今朝起きて熱を計ったところ、夜中にしっかり汗をかいたせいか熱は37度程度に下がっていた。
しかし、目覚めて朝食を摂りスキムボードへ出掛ける前準備のストレッチを終えた頃には体が温まったのかまたしても38度弱くらいまで体温は上昇していたのだが‥‥
まだまだ「体を動かすには辛い」という程でもない。

という訳で本日は実験を敢行することに決定。
さっそく海へと向かった。

今日の海は比較的穏やかで、天気も概ね晴天で気持ちがいい。
ただ、冷たい西からの風がやや強く、そのせいで実際の気温よりも体感的には寒く感じた。

だがここで寒いなどと言っていては実験も何もあったものではない。
俺はさっそくウェットスーツに着替え、ボードを片手にビーチへ降りていき‥‥
そのままいきなり走ってテイクオフ。

で、波打ち際を滑走して崩れた波にぶつかった途端いきなり転倒して‥‥さっそく海の中へ放り出されて全身びしょ濡れだ。

その時俺が最初に感じたことは「冷たい」である。
しかしこの「冷たい」は不快な冷たさではなく、体温の上昇で若干火照っている俺の体にとってこの冷たい海水は「冷やりして気持ちがいい」のだ。
あまりの気持ちよさに、このままここで寝てしまおうかとさえも考えてしまったくらい、この海水の冷たさは風邪で熱がある俺にとって心地よかった。

この後も足腰と関節の痛みのせいで思ったように走れなかったりするといった不具合は感じながらも、2時間くらいいつも通り普通にスキムボードを楽しんでいたのだが‥‥

突然俺の体に異変が生じ始めた。

震えが止まらないのだ。
そして先程までは冷たくて気持ちよかったはずの海水が、不快な冷たさに変わり‥‥
走っていても足が上がらなくなって、ボードに飛び乗っても踏ん張りが効かずに転倒を繰り返すばかり。

そうしているうちに鼻水が止まらなくなってきて、頭痛までしてきた。
どうやらこれが限界のようで‥‥

この程度の事で風邪を悪化させてしまっては今週末のスキムボードにも支障が出そうだったので、今日の実験はこの辺りで終了。

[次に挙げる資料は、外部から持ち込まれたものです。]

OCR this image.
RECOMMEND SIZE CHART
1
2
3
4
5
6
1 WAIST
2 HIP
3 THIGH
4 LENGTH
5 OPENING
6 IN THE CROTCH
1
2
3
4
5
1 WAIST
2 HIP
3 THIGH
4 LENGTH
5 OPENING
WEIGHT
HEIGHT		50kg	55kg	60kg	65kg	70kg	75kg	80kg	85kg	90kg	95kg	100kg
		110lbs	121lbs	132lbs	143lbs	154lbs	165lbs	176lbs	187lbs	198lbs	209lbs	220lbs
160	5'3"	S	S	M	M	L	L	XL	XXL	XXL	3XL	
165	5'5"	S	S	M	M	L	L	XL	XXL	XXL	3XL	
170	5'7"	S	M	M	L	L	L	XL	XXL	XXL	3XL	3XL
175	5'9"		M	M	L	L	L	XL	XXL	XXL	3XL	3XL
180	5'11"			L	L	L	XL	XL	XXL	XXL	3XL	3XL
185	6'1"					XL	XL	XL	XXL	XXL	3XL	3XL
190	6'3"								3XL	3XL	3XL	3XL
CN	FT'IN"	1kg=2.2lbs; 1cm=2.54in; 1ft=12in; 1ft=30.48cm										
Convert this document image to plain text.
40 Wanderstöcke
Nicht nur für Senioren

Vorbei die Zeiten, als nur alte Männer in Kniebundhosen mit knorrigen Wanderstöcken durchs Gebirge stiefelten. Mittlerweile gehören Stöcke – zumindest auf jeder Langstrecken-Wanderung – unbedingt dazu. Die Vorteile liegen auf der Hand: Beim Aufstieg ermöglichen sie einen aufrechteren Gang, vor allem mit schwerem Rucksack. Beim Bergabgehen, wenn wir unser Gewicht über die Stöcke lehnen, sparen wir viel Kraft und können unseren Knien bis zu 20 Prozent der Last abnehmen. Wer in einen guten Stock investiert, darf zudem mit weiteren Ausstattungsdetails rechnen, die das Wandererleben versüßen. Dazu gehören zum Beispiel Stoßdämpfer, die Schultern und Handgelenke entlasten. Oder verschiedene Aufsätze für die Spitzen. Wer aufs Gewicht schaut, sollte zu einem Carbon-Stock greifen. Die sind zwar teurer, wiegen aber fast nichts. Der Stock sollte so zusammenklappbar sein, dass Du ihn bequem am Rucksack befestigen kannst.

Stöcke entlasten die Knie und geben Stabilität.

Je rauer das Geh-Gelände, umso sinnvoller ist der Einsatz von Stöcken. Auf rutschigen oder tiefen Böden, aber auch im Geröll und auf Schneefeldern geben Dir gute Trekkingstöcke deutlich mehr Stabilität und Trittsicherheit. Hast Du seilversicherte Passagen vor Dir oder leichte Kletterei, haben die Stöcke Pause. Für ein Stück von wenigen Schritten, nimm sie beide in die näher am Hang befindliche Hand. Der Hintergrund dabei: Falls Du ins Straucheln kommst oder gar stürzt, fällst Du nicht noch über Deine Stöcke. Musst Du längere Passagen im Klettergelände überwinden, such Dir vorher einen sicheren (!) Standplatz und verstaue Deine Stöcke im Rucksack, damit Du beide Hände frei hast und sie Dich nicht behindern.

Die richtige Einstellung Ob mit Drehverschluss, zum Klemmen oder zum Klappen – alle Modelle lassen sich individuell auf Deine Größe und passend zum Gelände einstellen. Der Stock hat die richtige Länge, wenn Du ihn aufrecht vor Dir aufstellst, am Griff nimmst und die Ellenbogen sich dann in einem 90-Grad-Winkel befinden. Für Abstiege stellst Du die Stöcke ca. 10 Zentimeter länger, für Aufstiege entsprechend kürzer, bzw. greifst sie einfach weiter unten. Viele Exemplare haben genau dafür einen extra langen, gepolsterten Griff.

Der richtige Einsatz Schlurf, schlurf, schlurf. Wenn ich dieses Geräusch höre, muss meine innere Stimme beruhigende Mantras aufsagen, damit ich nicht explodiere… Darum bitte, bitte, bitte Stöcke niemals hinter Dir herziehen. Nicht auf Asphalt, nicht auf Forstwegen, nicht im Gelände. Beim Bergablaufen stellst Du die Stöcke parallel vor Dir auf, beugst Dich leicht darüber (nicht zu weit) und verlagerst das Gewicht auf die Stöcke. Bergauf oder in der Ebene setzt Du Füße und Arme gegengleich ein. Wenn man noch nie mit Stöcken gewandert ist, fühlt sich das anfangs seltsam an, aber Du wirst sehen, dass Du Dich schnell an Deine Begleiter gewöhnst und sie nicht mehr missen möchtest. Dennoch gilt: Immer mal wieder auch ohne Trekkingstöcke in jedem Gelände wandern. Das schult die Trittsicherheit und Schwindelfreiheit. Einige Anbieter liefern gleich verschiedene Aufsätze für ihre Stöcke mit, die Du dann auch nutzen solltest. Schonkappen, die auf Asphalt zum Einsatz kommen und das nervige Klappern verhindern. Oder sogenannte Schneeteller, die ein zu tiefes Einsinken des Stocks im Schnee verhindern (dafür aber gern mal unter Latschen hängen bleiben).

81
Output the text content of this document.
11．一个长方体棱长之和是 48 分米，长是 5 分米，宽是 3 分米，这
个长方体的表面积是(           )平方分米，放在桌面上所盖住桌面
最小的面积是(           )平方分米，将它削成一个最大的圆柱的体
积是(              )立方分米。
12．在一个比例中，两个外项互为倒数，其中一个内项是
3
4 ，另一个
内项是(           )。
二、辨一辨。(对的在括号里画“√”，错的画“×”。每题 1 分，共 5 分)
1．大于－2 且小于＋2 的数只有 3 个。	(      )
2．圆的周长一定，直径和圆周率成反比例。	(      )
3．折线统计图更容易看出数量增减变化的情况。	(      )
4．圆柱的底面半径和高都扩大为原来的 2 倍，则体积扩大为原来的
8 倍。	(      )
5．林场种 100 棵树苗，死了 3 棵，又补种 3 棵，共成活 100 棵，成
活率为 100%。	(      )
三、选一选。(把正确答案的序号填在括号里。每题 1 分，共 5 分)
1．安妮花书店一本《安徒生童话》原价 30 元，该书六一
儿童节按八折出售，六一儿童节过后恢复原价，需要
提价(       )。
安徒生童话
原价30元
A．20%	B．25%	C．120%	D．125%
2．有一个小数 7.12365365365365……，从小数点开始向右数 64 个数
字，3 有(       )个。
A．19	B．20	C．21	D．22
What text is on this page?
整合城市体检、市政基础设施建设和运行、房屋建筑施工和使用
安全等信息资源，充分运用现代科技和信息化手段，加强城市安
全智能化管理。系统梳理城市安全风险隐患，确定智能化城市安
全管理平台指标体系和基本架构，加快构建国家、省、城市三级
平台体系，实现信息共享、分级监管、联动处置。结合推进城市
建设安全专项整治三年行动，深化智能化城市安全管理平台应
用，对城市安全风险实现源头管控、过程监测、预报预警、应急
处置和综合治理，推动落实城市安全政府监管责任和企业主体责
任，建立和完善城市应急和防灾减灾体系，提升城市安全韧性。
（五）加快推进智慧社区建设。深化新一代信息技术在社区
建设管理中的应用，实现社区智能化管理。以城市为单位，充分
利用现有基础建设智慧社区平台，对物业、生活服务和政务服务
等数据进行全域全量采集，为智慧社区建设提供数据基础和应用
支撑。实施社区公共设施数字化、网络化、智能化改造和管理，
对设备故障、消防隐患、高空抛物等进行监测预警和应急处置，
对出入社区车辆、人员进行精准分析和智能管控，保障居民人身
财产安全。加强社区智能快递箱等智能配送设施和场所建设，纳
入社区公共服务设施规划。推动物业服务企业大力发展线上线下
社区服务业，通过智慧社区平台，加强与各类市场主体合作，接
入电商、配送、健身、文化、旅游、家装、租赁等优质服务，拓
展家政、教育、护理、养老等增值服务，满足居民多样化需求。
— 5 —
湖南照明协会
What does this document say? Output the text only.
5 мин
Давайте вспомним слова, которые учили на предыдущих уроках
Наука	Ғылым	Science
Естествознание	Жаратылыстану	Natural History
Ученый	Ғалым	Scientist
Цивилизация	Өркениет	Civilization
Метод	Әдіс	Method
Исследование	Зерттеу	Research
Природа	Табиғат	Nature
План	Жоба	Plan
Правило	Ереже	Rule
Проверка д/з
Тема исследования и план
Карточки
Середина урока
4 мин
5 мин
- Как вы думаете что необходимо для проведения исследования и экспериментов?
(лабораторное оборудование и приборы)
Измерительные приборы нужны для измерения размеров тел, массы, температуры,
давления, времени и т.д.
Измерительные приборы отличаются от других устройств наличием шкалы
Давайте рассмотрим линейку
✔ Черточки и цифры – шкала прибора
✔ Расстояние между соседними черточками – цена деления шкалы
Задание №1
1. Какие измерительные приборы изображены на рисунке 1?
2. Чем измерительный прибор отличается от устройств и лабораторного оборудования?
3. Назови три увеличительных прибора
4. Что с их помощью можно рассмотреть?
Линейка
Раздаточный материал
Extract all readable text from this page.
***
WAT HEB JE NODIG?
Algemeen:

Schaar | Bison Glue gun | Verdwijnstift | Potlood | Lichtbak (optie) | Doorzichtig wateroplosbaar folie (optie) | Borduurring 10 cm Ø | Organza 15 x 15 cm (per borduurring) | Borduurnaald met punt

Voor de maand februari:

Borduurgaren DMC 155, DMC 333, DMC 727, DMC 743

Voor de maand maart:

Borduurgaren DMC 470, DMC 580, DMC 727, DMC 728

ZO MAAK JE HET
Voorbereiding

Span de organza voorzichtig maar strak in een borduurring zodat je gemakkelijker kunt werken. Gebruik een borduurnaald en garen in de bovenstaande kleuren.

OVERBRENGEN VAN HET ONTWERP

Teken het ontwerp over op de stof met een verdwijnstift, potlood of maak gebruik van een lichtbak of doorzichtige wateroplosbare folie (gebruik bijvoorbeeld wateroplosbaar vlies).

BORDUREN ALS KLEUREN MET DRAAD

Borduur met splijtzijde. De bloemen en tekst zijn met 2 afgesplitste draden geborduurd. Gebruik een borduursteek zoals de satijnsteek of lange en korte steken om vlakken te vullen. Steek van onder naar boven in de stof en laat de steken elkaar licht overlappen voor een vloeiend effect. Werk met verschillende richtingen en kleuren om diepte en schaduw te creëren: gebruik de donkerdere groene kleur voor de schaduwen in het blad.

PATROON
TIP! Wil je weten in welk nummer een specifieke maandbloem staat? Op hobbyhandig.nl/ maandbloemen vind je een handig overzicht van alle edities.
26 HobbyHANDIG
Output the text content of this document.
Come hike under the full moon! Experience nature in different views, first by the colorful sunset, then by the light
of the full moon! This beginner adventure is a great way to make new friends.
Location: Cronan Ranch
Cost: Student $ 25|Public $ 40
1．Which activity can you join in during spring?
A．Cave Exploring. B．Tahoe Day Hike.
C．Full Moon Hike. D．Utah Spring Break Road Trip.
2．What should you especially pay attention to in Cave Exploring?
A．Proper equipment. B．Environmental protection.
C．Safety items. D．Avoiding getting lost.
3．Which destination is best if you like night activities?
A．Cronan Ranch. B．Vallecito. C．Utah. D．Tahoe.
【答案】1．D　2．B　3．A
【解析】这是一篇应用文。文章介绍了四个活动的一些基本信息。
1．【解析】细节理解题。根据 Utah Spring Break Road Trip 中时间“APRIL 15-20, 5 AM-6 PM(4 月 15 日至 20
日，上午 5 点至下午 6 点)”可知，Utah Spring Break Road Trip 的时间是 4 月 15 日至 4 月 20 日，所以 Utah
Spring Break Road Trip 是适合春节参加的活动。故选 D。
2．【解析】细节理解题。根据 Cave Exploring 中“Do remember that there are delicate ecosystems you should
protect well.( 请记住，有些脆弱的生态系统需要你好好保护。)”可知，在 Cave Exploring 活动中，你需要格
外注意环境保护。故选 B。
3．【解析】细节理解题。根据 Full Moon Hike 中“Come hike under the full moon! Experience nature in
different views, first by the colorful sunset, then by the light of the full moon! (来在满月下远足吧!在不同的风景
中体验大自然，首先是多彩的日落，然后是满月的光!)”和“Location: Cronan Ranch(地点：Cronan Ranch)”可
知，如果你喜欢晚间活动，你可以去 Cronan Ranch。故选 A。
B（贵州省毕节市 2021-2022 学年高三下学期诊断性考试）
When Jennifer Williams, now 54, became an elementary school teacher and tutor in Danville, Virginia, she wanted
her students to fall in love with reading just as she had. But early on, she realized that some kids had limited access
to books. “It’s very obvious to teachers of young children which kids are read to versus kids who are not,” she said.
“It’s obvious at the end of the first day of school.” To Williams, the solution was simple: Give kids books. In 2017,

一通りのデータは収集出来たので、そそくさと海から上がり暖かい服へと着替えを済ませ、道具を車に積み込むと急いでコンビニへ向かい「肉まんと暖かいコーヒー」を腹の中へ流し込んだ。

これでようやく一息ついて、ひとまず寒気も収まり一件落着。
そのまま一気に帰路へと就いた。

そしてこのある意味無謀とも言える実験を終えた今日の夜。
つまり、今現在の俺の調子はといえば‥‥

昨夜と比べれば風邪の症状も軽くなり、熱も37度くらいまで下がって、悪寒も喉の痛みも関節の痛みもそれ程感じなくなっている。

ってことは‥‥

今回の実験「風邪を引いた37歳の男が、2月の冷たい海に入ると一体どうなってしまうのか?」の結果はこうだ。

「風邪が治るとまではいかないが、不快感を伴う風邪の諸症状は緩和される」

俺にとっては「酒」に次ぐ新しい風邪の治療法発見だ。